Desa Bulupayung, Kecamatan Kesugihan, Kabupaten Cilacap baru saja menggelar Rembug Stunting pada Tanggal 09 Juli 2024. Kegiatan ini merupakan bagian dari upaya desa untuk menurunkan angka stunting di wilayahnya.

Kepala Desa Bulupayung, Bapak Ahmad Badari mengatakan, “Rembug Stunting ini menjadi momentum penting bagi kami untuk menyatukan komitmen dan langkah bersama dalam pencegahan stunting di Desa Bulupayung.”
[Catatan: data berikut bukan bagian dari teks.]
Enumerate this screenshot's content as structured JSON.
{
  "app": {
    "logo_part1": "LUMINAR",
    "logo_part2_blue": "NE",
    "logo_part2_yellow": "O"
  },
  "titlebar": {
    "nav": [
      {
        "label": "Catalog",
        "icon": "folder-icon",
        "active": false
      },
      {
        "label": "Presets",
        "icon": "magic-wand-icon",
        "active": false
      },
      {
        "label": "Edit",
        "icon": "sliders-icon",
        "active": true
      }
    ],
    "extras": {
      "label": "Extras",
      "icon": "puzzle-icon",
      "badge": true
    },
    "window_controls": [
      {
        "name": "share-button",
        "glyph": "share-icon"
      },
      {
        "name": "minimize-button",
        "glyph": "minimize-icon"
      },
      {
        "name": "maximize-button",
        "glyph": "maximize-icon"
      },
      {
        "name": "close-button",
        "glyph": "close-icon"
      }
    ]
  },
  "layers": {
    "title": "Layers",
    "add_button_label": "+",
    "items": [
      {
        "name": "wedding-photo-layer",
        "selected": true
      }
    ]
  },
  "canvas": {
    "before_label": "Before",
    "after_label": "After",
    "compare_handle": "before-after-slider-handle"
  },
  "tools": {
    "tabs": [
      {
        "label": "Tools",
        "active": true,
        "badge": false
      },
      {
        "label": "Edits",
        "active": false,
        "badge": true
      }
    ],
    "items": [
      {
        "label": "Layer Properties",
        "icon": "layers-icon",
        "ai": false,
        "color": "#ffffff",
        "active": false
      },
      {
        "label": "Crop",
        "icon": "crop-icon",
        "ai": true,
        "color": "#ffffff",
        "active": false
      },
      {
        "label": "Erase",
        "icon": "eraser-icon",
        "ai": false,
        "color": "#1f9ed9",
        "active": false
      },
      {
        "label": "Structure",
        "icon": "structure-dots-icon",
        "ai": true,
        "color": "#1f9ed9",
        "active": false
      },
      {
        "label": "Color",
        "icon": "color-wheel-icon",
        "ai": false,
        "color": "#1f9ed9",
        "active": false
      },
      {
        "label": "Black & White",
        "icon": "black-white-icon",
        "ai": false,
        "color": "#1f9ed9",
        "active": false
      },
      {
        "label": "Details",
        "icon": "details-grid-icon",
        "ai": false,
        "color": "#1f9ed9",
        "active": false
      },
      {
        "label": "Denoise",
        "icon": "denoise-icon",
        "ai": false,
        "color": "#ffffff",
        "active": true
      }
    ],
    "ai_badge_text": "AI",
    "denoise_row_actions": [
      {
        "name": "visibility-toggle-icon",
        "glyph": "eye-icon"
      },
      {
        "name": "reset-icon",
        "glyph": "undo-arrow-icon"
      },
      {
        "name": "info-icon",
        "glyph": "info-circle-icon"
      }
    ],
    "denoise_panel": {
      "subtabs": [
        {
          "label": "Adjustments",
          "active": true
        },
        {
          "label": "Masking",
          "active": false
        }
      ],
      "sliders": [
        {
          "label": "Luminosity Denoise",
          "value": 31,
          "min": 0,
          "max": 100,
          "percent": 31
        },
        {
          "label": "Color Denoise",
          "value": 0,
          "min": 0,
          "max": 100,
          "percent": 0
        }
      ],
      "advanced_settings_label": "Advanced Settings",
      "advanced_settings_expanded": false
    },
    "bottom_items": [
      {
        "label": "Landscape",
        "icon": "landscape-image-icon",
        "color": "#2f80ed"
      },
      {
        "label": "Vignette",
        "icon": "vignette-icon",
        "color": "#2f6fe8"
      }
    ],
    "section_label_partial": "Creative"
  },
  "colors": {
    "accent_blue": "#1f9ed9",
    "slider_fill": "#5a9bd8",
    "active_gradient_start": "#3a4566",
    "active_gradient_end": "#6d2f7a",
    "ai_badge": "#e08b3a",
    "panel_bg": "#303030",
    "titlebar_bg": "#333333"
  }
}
Dalam rembug stunting tersebut, turut hadir perwakilan dari berbagai sektor terkait, seperti Puskesmas, Dinas Kesehatan, Dinas Pemberdayaan Masyarakat, serta tokoh masyarakat dan kader posyandu. Mereka berdiskusi dan menyusun rencana aksi desa dalam upaya penurunan stunting.

“Kami mendorong agar semua pihak, baik pemerintah, tenaga kesehatan, maupun masyarakat, dapat berkolaborasi untuk mencegah dan menangani stunting secara komprehensif,” tegas Kepala Puskesmas 1 Kesugihan, dr. Edy Kuncoro.

Beberapa langkah strategis yang disepakati dalam Rembug Stunting tersebut, antara lain:

  1. Peningkatan cakupan dan kualitas pelayanan kesehatan ibu dan anak, termasuk pemantauan pertumbuhan anak.
  2. Optimalisasi peran kader posyandu untuk melakukan deteksi dini dan pendampingan keluarga.
  3. Penguatan program pemberian makanan tambahan bagi anak balita dan ibu hamil.
  4. Sosialisasi dan edukasi kepada masyarakat tentang pengasuhan anak, gizi seimbang, dan perilaku hidup bersih dan sehat.
  5. Pengembangan sistem pemantauan dan evaluasi stunting di tingkat desa.

Bapak Ahmad Badari menegaskan, “Kami berkomitmen untuk menurunkan angka stunting di Desa Bulupayung melalui upaya bersama ini. Kami yakin, dengan kerja sama yang baik, kita dapat mewujudkan generasi yang sehat dan cerdas di masa depan.”

Rembug Stunting ini diharapkan dapat menjadi langkah nyata dalam mencegah dan menurunkan angka stunting di Desa Bulupayung, sehingga tercapai target Desa Layak Anak yang sehat dan sejahtera.